3. Not checking the answer
Plug $(x, y)$ back into both original equations. It takes ten seconds and catches almost every error you could have made.
What to do with $3 \times 3$ systems
The methods extend, but the bookkeeping gets ugly fast. The standard technique is Gaussian elimination: use elimination to remove $x$ from the second and third equations, then $y$ from the third, until you have an upper-triangular system you can solve from the bottom up.

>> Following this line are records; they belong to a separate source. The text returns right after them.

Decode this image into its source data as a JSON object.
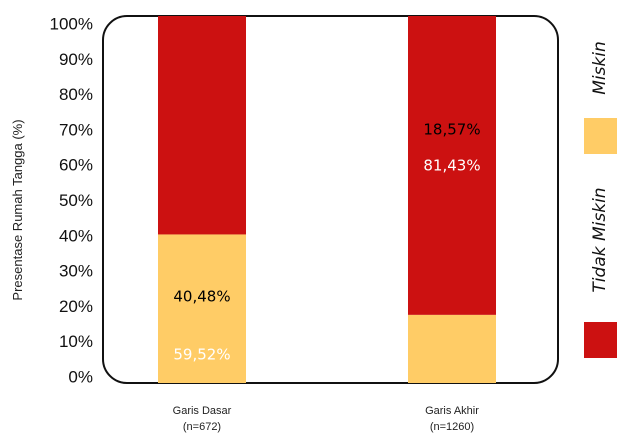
{
  "chart_data": {
    "type": "bar",
    "stacked": true,
    "ylabel": "Presentase Rumah Tangga (%)",
    "ylim": [
      0,
      100
    ],
    "yticks": [
      "0%",
      "10%",
      "20%",
      "30%",
      "40%",
      "50%",
      "60%",
      "70%",
      "80%",
      "90%",
      "100%"
    ],
    "categories": [
      {
        "name": "Garis Dasar",
        "n": "(n=672)"
      },
      {
        "name": "Garis Akhir",
        "n": "(n=1260)"
      }
    ],
    "series": [
      {
        "name": "Miskin",
        "color": "#FFCC66",
        "label_color": "#000000",
        "values": [
          40.48,
          18.57
        ],
        "labels": [
          "40,48%",
          "18,57%"
        ]
      },
      {
        "name": "Tidak Miskin",
        "color": "#CC1111",
        "label_color": "#FFFFFF",
        "values": [
          59.52,
          81.43
        ],
        "labels": [
          "59,52%",
          "81,43%"
        ]
      }
    ],
    "legend": {
      "position": "right",
      "orientation": "vertical"
    },
    "grid": false
  }
}
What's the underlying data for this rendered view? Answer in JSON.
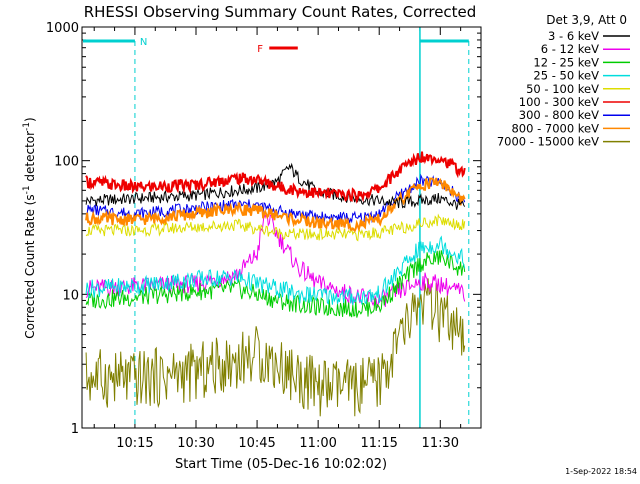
{
  "chart_data": {
    "type": "line",
    "title": "RHESSI Observing Summary Count Rates, Corrected",
    "xlabel": "Start Time (05-Dec-16 10:02:02)",
    "ylabel_parts": {
      "pre": "Corrected Count Rate (s",
      "sup1": "-1",
      "mid": " detector",
      "sup2": "-1",
      "post": ")"
    },
    "x_scale": "time",
    "y_scale": "log",
    "xlim": [
      "10:02",
      "11:40"
    ],
    "ylim": [
      1,
      1000
    ],
    "x_ticks": [
      "10:15",
      "10:30",
      "10:45",
      "11:00",
      "11:15",
      "11:30"
    ],
    "y_ticks": [
      "1",
      "10",
      "100",
      "1000"
    ],
    "legend_title": "Det 3,9, Att 0",
    "legend_position": "top-right",
    "timestamp": "1-Sep-2022 18:54",
    "annotations": [
      {
        "text": "N",
        "color": "#00d0d0"
      },
      {
        "text": "F",
        "color": "#ee0000"
      }
    ],
    "markers": {
      "night_start": "10:15",
      "night_end": "11:25",
      "night2_end": "11:37",
      "flare_start": "10:48",
      "flare_end": "10:55"
    },
    "series": [
      {
        "name": "3 - 6 keV",
        "color": "#000000",
        "points": [
          [
            "10:03",
            50
          ],
          [
            "10:15",
            52
          ],
          [
            "10:30",
            55
          ],
          [
            "10:40",
            60
          ],
          [
            "10:45",
            62
          ],
          [
            "10:50",
            70
          ],
          [
            "10:53",
            90
          ],
          [
            "10:55",
            75
          ],
          [
            "11:00",
            58
          ],
          [
            "11:10",
            52
          ],
          [
            "11:15",
            50
          ],
          [
            "11:20",
            48
          ],
          [
            "11:25",
            50
          ],
          [
            "11:30",
            52
          ],
          [
            "11:36",
            45
          ]
        ]
      },
      {
        "name": "6 - 12 keV",
        "color": "#ee00ee",
        "points": [
          [
            "10:03",
            11
          ],
          [
            "10:15",
            11.5
          ],
          [
            "10:30",
            12
          ],
          [
            "10:40",
            14
          ],
          [
            "10:45",
            20
          ],
          [
            "10:47",
            40
          ],
          [
            "10:50",
            28
          ],
          [
            "10:55",
            16
          ],
          [
            "11:00",
            12
          ],
          [
            "11:10",
            9.5
          ],
          [
            "11:15",
            9
          ],
          [
            "11:20",
            10.5
          ],
          [
            "11:25",
            12.5
          ],
          [
            "11:30",
            12
          ],
          [
            "11:36",
            10
          ]
        ]
      },
      {
        "name": "12 - 25 keV",
        "color": "#00cc00",
        "points": [
          [
            "10:03",
            9
          ],
          [
            "10:15",
            9.5
          ],
          [
            "10:30",
            10.5
          ],
          [
            "10:40",
            11
          ],
          [
            "10:45",
            10
          ],
          [
            "10:50",
            9
          ],
          [
            "10:55",
            8.5
          ],
          [
            "11:00",
            8
          ],
          [
            "11:10",
            7.8
          ],
          [
            "11:15",
            8.2
          ],
          [
            "11:20",
            12
          ],
          [
            "11:25",
            17
          ],
          [
            "11:30",
            19
          ],
          [
            "11:36",
            15
          ]
        ]
      },
      {
        "name": "25 - 50 keV",
        "color": "#00dddd",
        "points": [
          [
            "10:03",
            11
          ],
          [
            "10:15",
            11.5
          ],
          [
            "10:30",
            13
          ],
          [
            "10:40",
            13.5
          ],
          [
            "10:45",
            12
          ],
          [
            "10:50",
            11
          ],
          [
            "10:55",
            10
          ],
          [
            "11:00",
            9.8
          ],
          [
            "11:10",
            9.5
          ],
          [
            "11:15",
            10
          ],
          [
            "11:20",
            15
          ],
          [
            "11:25",
            22
          ],
          [
            "11:30",
            24
          ],
          [
            "11:36",
            18
          ]
        ]
      },
      {
        "name": "50 - 100 keV",
        "color": "#dddd00",
        "points": [
          [
            "10:03",
            30
          ],
          [
            "10:15",
            30
          ],
          [
            "10:30",
            32
          ],
          [
            "10:40",
            33
          ],
          [
            "10:45",
            31
          ],
          [
            "10:50",
            29
          ],
          [
            "10:55",
            28
          ],
          [
            "11:00",
            28
          ],
          [
            "11:10",
            28
          ],
          [
            "11:15",
            29
          ],
          [
            "11:20",
            31
          ],
          [
            "11:25",
            34
          ],
          [
            "11:30",
            36
          ],
          [
            "11:36",
            33
          ]
        ]
      },
      {
        "name": "100 - 300 keV",
        "color": "#ee0000",
        "points": [
          [
            "10:03",
            70
          ],
          [
            "10:15",
            63
          ],
          [
            "10:30",
            66
          ],
          [
            "10:40",
            74
          ],
          [
            "10:45",
            72
          ],
          [
            "10:50",
            64
          ],
          [
            "10:55",
            60
          ],
          [
            "11:00",
            57
          ],
          [
            "11:10",
            55
          ],
          [
            "11:15",
            62
          ],
          [
            "11:20",
            85
          ],
          [
            "11:25",
            108
          ],
          [
            "11:30",
            105
          ],
          [
            "11:36",
            80
          ]
        ]
      },
      {
        "name": "300 - 800 keV",
        "color": "#0000ee",
        "points": [
          [
            "10:03",
            43
          ],
          [
            "10:15",
            40
          ],
          [
            "10:30",
            44
          ],
          [
            "10:40",
            47
          ],
          [
            "10:45",
            46
          ],
          [
            "10:50",
            42
          ],
          [
            "10:55",
            40
          ],
          [
            "11:00",
            38
          ],
          [
            "11:10",
            37
          ],
          [
            "11:15",
            40
          ],
          [
            "11:20",
            55
          ],
          [
            "11:25",
            70
          ],
          [
            "11:30",
            68
          ],
          [
            "11:36",
            50
          ]
        ]
      },
      {
        "name": "800 - 7000 keV",
        "color": "#ff8800",
        "points": [
          [
            "10:03",
            37
          ],
          [
            "10:15",
            36
          ],
          [
            "10:30",
            40
          ],
          [
            "10:40",
            44
          ],
          [
            "10:45",
            42
          ],
          [
            "10:50",
            39
          ],
          [
            "10:55",
            36
          ],
          [
            "11:00",
            34
          ],
          [
            "11:10",
            33
          ],
          [
            "11:15",
            36
          ],
          [
            "11:20",
            50
          ],
          [
            "11:25",
            66
          ],
          [
            "11:30",
            70
          ],
          [
            "11:36",
            48
          ]
        ]
      },
      {
        "name": "7000 - 15000 keV",
        "color": "#808000",
        "points": [
          [
            "10:03",
            2.4
          ],
          [
            "10:15",
            2.3
          ],
          [
            "10:30",
            2.6
          ],
          [
            "10:40",
            3.2
          ],
          [
            "10:45",
            3.6
          ],
          [
            "10:50",
            3.0
          ],
          [
            "10:55",
            2.4
          ],
          [
            "11:00",
            2.0
          ],
          [
            "11:10",
            2.0
          ],
          [
            "11:15",
            2.2
          ],
          [
            "11:20",
            4.5
          ],
          [
            "11:25",
            9
          ],
          [
            "11:30",
            7
          ],
          [
            "11:36",
            4
          ]
        ]
      }
    ]
  }
}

By the time you are doing $4 \times 4$ systems by hand, you should be using matrix methods (the calculator above does $2 \times 2$; matrix calculators are a separate piece we have not built yet).
Where this comes up later
Solving systems of linear equations is the central operation in linear algebra, which is the foundation of essentially all of applied mathematics, from economics to neural networks. The mechanics you learn here on $2 \times 2$ systems are the same mechanics that scale up to the millions of equations a real-world solver tackles.
References
- Stewart, J., Redlin, L., Watson, S. Algebra and Trigonometry, Cengage, ch. 5 (Systems of Equations and Inequalities).
- Wikipedia: System of linear equations, Gaussian elimination.
- Khan Academy: Systems of equations.